Mise en concurrence et anticipation des démarches

Chaque assureur applique sa propre grille d'évaluation. Solliciter plusieurs assureurs via la délégation permet de comparer tarifs, garanties et exclusions. Les contrats individuels proposent une évaluation plus fine que les contrats groupe bancaires. Engager les démarches en amont du compromis évite toute pression calendaire.

FAQ : assurance emprunteur et érysipèle

Faut-il déclarer un érysipèle dans le questionnaire de santé ?

Un érysipèle isolé traité sans hospitalisation ni récidive n'entre pas nécessairement dans le champ de la déclaration. Les érysipèles récidivants, compliqués ou survenus dans le contexte d'une pathologie chronique doivent être déclarés.

Des érysipèles récidivants entraînent-ils systématiquement une surprime ?

Pas systématiquement. Si la situation est bien stabilisée avec des facteurs contrôlés, certains assureurs accordent des conditions standard. La mise en concurrence reste la stratégie la plus efficace pour identifier les conditions favorables.

La pathologie sous-jacente est-elle évaluée séparément par l'assureur ?

Non, l'assureur évalue l'ensemble du tableau médical de façon globale. C'est souvent l'insuffisance veineuse, le lymphoedème ou le diabète qui constitue le facteur de risque principal, l'érysipèle n'en étant que la complication infectieuse.

La loi Lemoine s'applique-t-elle aux antécédents d'érysipèle récidivant ?

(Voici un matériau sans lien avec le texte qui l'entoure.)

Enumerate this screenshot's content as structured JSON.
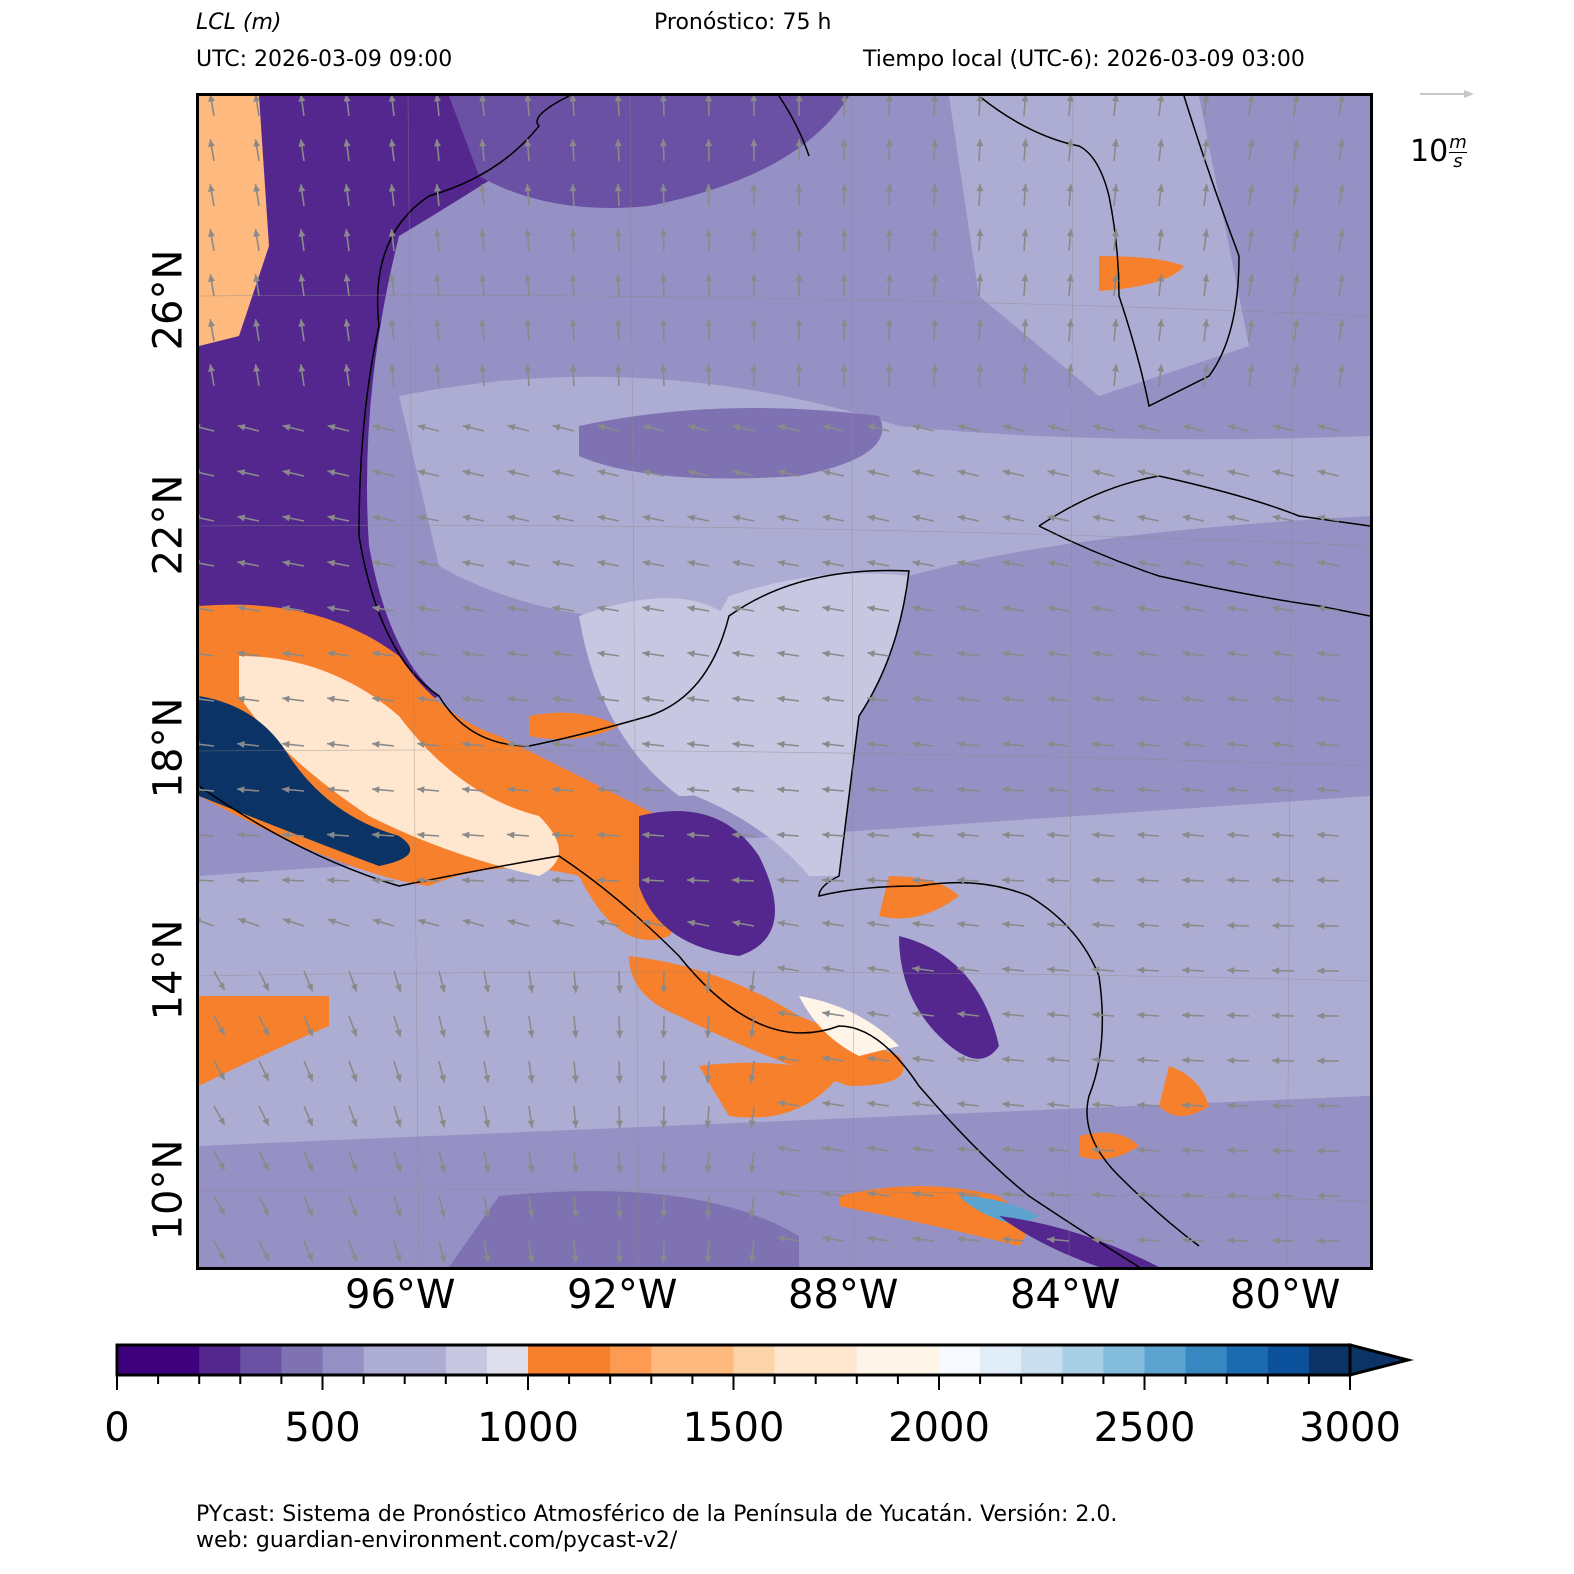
{
  "header": {
    "variable": "LCL",
    "units": "(m)",
    "forecast": "Pronóstico: 75 h",
    "utc": "UTC:  2026-03-09 09:00",
    "local": "Tiempo local (UTC-6): 2026-03-09 03:00"
  },
  "wind_key": {
    "value": "10",
    "unit_num": "m",
    "unit_den": "s"
  },
  "axes": {
    "lat_labels": [
      "26°N",
      "22°N",
      "18°N",
      "14°N",
      "10°N"
    ],
    "lon_labels": [
      "96°W",
      "92°W",
      "88°W",
      "84°W",
      "80°W"
    ]
  },
  "colorbar": {
    "tick_labels": [
      "0",
      "500",
      "1000",
      "1500",
      "2000",
      "2500",
      "3000"
    ],
    "range": [
      0,
      3000
    ],
    "extend": "max",
    "bounds": [
      0,
      200,
      300,
      400,
      500,
      600,
      800,
      900,
      1000,
      1200,
      1300,
      1500,
      1600,
      1800,
      2000,
      2100,
      2200,
      2300,
      2400,
      2500,
      2600,
      2700,
      2800,
      2900,
      3000
    ],
    "colors": [
      "#3f007d",
      "#54278f",
      "#6a51a3",
      "#7f72b3",
      "#9691c4",
      "#adadd3",
      "#c7c7e2",
      "#dedeed",
      "#f7802c",
      "#fd9b52",
      "#fdb97e",
      "#fdd4a9",
      "#fee6cf",
      "#fff4e8",
      "#f6faff",
      "#e0ecf8",
      "#cadef0",
      "#a9cfe4",
      "#84bcdb",
      "#5ca3d0",
      "#3788c1",
      "#1c6bb0",
      "#0a509b",
      "#0b3366"
    ],
    "over_color": "#0b3366"
  },
  "footer": {
    "line1": "PYcast: Sistema de Pronóstico Atmosférico de la Península de Yucatán. Versión: 2.0.",
    "line2": "web: guardian-environment.com/pycast-v2/"
  }
}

Oui, sans distinction de pathologie. Si le capital assuré ne dépasse pas 200 000 euros par tête avec un terme avant 60 ans, le questionnaire est supprimé et les antécédents d'érysipèle n'ont pas à être déclarés.

Un lymphoedème favorisant les érysipèles complique-t-il la souscription ?

Le lymphoedème peut être classé en risque aggravé en raison du risque infectieux récurrent et de ses implications fonctionnelles. Des exclusions ciblées ou une surprime peuvent être appliquées. La convention AERAS garantit un réexamen si les conditions paraissent disproportionnées.

Peut-on obtenir la garantie d'incapacité temporaire avec un érysipèle hospitalisé ?

Oui dans la majorité des cas. L'assureur évalue le contexte global, la fréquence des hospitalisations et leur retentissement professionnel. Si les épisodes sont espacés et sans séquelle majeure, cette garantie peut être accordée aux conditions standard.

Comment renégocier son assurance si l'érysipèle ne récidive plus ?

La délégation d'assurance permet de changer de contrat à tout moment sans frais. Un dossier actualisé avec attestation médicale confirmant l'absence de récidive et la stabilisation des comorbidités constitue la clé pour obtenir des conditions plus avantageuses.